O que os investidores precisam para recuperar a confiança

Na sua opinião, o Banco de Inglaterra, que acaba de anunciar uma intervenção de emergência no mercado com a compra de dívida de longo prazo até, em princípio, 14 de outubro, não está a fazer o suficiente. “Os investidores estão à procura de uma resposta do Banco de Inglaterra e do Tesouro para defender a libra esterlina”, mas, como comenta o especialista, “a queda da libra após a declaração e a subida das yields das gilts a 30 anos para o nível mais alto desde 1998 sugerem que o mercado precisava de mais segurança e ação mais rápida. A política do Reino Unido para estabilizar os mercados é inconsistente”, afirma.

Na sua opinião, para travar a queda da libra esterlina, o governo britânico ou o Banco de Inglaterra têm de restaurar a confiança na moeda. "Isto pode significar uma mudança vergonhosa nas políticas orçamentais do governo, o anúncio de cortes severos na despesa para reduzir o défice orçamental previsto ou uma subida agressiva das taxas pelo Banco de Inglaterra ou até mesmo uma reunião de emergência para aumentar as taxas e estabilizar a libra”.
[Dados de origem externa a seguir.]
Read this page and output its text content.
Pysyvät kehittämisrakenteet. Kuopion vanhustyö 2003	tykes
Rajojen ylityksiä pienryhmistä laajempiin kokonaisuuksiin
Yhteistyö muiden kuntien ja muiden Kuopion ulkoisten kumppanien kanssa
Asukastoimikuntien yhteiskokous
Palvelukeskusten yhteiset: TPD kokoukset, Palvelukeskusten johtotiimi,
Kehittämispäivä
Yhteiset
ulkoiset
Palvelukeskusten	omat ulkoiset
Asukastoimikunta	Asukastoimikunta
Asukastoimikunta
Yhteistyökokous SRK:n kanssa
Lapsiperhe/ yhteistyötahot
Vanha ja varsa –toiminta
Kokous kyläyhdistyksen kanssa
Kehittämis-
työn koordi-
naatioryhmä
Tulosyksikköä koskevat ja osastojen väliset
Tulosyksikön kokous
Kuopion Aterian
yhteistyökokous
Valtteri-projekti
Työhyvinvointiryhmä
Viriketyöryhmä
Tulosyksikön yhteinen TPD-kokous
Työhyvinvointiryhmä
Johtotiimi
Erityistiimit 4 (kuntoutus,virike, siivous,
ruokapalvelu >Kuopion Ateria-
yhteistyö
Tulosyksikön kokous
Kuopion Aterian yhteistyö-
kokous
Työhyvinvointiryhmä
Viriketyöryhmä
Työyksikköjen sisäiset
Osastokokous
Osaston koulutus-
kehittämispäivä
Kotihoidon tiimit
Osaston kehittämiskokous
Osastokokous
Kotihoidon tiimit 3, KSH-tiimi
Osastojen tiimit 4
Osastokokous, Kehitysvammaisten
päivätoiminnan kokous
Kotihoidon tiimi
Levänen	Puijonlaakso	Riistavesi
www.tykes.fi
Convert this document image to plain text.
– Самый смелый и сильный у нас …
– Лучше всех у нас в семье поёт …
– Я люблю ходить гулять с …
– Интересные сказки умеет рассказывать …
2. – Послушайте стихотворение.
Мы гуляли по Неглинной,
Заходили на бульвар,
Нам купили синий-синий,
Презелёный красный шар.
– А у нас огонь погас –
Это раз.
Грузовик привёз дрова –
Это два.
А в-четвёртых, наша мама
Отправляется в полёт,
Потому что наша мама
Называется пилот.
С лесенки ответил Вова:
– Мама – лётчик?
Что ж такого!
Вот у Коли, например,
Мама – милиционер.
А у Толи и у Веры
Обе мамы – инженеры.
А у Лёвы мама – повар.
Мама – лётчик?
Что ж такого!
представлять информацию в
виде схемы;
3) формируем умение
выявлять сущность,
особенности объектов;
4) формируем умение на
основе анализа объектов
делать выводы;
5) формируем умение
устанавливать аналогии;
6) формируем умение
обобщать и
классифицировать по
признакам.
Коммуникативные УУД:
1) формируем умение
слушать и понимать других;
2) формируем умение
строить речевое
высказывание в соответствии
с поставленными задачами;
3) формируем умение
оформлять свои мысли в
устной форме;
Taxas no Reino Unido terão de subir mais do que o esperado

Aconteça o que acontecer nos próximos dias, o especialista acredita que as taxas de juro terão de subir mais do que se pensava anteriormente para compensar a política orçamental descontraída do governo e qualquer inflação adicional resultante da depreciação da libra.  "As famílias já enfrentavam uma pressão inflacionista significativa e a perspetiva de uma recessão. Enfrentam agora a perspetiva de custos ainda mais elevados de empréstimos e de um golpe material para a riqueza das famílias, contrariando o objetivo do governo de impulsionar o crescimento e conter a crise do custo de vida”.

Segundo Azad Zangana, economista e estratega sénior para a Europa na Schroders, "há uma preocupação de que o Banco não siga e faça o que o mercado lhe está a dizer para fazer. Ou seja, elevar as taxas para 5,25% em meados do próximo ano e para 5,5% no final de 2023”. Os investidores internacionais estão a exigir taxas mais elevadas para compensar o que veem agora como um maior risco de empréstimo ao governo.

"Se puder, suponho que o Banco evitará intervir através de aumentos de taxas de emergência, dadas as suas experiências passadas de intervenção monetária, como a Black Wednesday de 1992, quando o Reino Unido foi forçado a retirar-se do Mecanismo Europeu de Taxas de Câmbio na sequência do colapso da libra. No entanto, a instituição pode fazer declarações mais agressivas, dando a entender novas subidas de taxas, até ao próximo Comité de Política Monetária, em novembro”.